Medical Tourism Inisight

Health Savings Accounts:
A Missed Opportunity

 

Commentary

Health Savings Accounts (HSAs) were created by Congress in 2003 as a lower-cost alternative to traditional health insurance, and a means of reducing U.S. health care costs. In a speech to the National Association of Health Underwriters on January 31, 2007, Senator Orrin Hatch of Utah said, “By focusing attention on the individual’s stake in health care expenses, these plans promise to hold down health care inflation.” On the surface, this sounds promising. However, U.S. health care costs continue to spiral out of control.

To understand why HSAs miss an opportunity to rein in health care costs, let’s first examine how they work. HSAs have two components:

  • a tax-exempt savings account for medical expenses; and
  • a qualified high-deductible health insurance plan (HDHP).

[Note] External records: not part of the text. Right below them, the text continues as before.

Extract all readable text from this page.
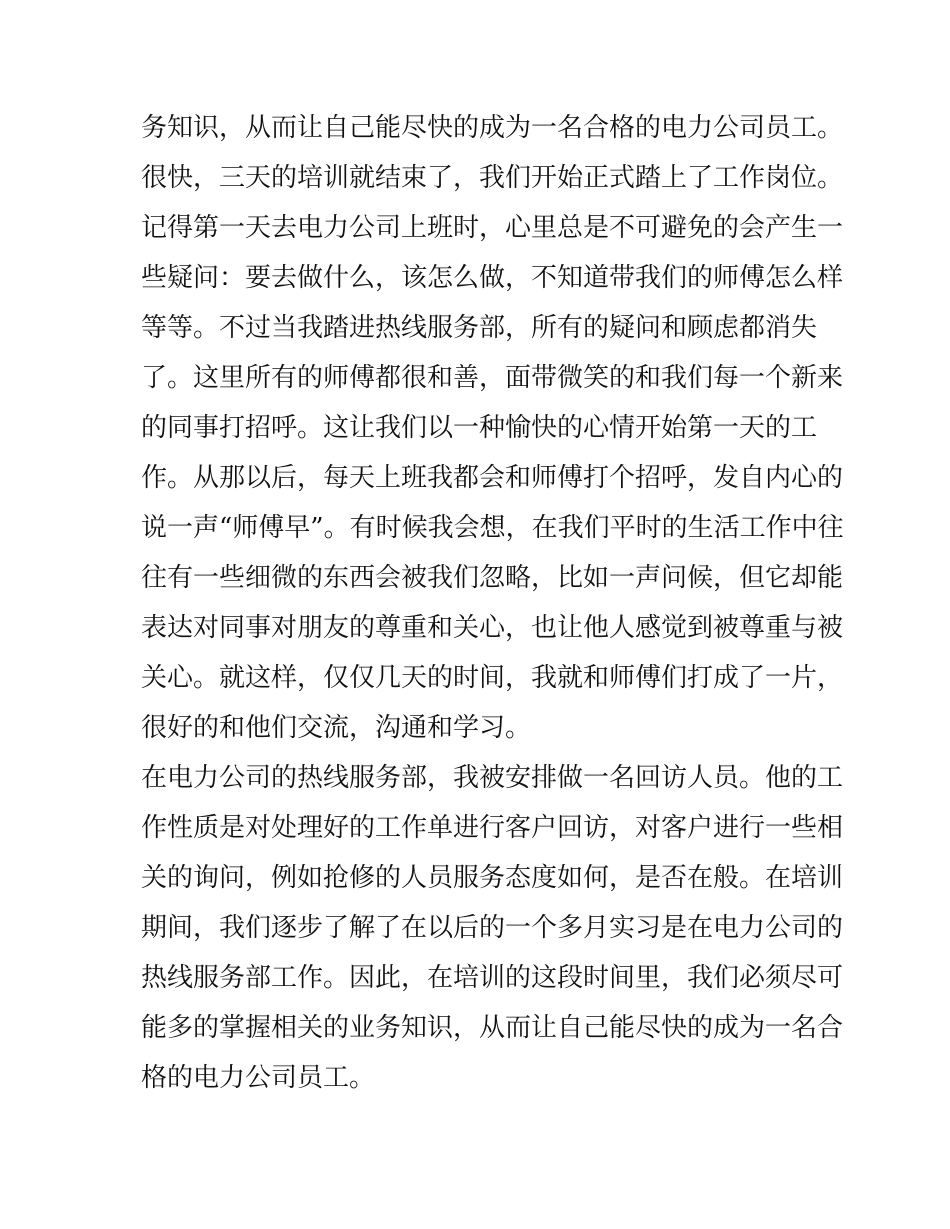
务知识，从而让自己能尽快的成为一名合格的电力公司员工。
很快，三天的培训就结束了，我们开始正式踏上了工作岗位。
记得第一天去电力公司上班时，心里总是不可避免的会产生一
些疑问：要去做什么，该怎么做，不知道带我们的师傅怎么样
等等。不过当我踏进热线服务部，所有的疑问和顾虑都消失
了。这里所有的师傅都很和善，面带微笑的和我们每一个新来
的同事打招呼。这让我们以一种愉快的心情开始第一天的工
作。从那以后，每天上班我都会和师傅打个招呼，发自内心的
说一声“师傅早”。有时候我会想，在我们平时的生活工作中往
往有一些细微的东西会被我们忽略，比如一声问候，但它却能
表达对同事对朋友的尊重和关心，也让他人感觉到被尊重与被
关心。就这样，仅仅几天的时间，我就和师傅们打成了一片，
很好的和他们交流，沟通和学习。
在电力公司的热线服务部，我被安排做一名回访人员。他的工
作性质是对处理好的工作单进行客户回访，对客户进行一些相
关的询问，例如抢修的人员服务态度如何，是否在般。在培训
期间，我们逐步了解了在以后的一个多月实习是在电力公司的
热线服务部工作。因此，在培训的这段时间里，我们必须尽可
能多的掌握相关的业务知识，从而让自己能尽快的成为一名合
格的电力公司员工。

The savings account concept is fairly straight-forward and similar to an Individual Retirement Account (IRA), except that withdrawals from an HSA may only be used to pay for qualified medical expenses. Contributions to the savings account are tax-deductible within limits that are adjusted annually for inflation. In 2007, an individual can contribute $2,850 for self-coverage, or $5,650 for a family plan. Dental and vision care are qualified expenses, but cosmetic procedures are not. HSA funds may not be used to pay for health insurance premiums, except in extreme circumstances, such as following job loss.

HDHP premiums generally cost much less than traditional health insurance, because the policyholder pays for all medical care up to a set deductible, which starts at $1,100 for individual policies and $2,200 for family coverage. Generally, the higher the deductible, the lower the premium will be. Out-of-pocket costs are limited to $5,500 for individual plans and $11,000 for family plans, and may be paid from the HSA.

In theory, consumer directed health plans like HSAs give patients incentive to shop for the best combination of care and value, since they are paying the costs directly out of their own savings accounts. In reality, once the deductible is met, the insurance company covers the balance of the costs. Therefore, consumers are not concerned whether a surgery costs $20,000 or $120,000.

Of importance to the medical tourism industry, HSAs offer patients no incentive to take advantage of the substantial savings offered by overseas surgery.

Quality medical care is available overseas at up to 80% less total cost than U.S. prices. Congress has missed an opportunity to reduce soaring health care costs through the HSA program by not including incentives for consumers to pursue low cost options for the most costly procedures.